NextStep-1: Toward Autoregressive Image Generation with Continuous Tokens at Scale
This work addresses the challenge of efficient and high-quality image generation for AI applications, representing an incremental advancement over existing autoregressive methods.
The paper tackles the problem of autoregressive text-to-image generation by introducing NextStep-1, a 14B model with a flow matching head that trains on continuous image tokens, achieving state-of-the-art performance in high-fidelity image synthesis and strong image editing capabilities.

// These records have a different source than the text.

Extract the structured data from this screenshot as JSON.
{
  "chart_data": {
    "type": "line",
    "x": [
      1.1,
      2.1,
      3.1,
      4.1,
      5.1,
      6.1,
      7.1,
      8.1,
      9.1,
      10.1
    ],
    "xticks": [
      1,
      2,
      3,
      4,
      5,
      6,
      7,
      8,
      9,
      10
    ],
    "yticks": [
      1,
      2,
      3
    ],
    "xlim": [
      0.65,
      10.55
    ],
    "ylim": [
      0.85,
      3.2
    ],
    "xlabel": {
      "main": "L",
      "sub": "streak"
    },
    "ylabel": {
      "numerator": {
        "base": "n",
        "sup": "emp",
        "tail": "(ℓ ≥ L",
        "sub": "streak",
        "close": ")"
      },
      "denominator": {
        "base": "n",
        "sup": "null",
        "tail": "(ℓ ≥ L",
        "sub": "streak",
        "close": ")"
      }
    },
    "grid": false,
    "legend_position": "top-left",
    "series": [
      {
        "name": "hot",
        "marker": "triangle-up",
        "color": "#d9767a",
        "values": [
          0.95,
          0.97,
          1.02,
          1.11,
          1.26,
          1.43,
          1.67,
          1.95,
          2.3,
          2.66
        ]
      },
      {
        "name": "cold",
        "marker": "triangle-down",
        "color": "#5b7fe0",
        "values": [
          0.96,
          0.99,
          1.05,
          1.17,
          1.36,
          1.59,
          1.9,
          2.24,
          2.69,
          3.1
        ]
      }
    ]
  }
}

Prevailing autoregressive (AR) models for text-to-image generation either rely on heavy, computationally-intensive diffusion models to process continuous image tokens, or employ vector quantization (VQ) to obtain discrete tokens with quantization loss. In this paper, we push the autoregressive paradigm forward with NextStep-1, a 14B autoregressive model paired with a 157M flow matching head, training on discrete text tokens and continuous image tokens with next-token prediction objectives. NextStep-1 achieves state-of-the-art performance for autoregressive models in text-to-image generation tasks, exhibiting strong capabilities in high-fidelity image synthesis. Furthermore, our method shows strong performance in image editing, highlighting the power and versatility of our unified approach. To facilitate open research, we will release our code and models to the community.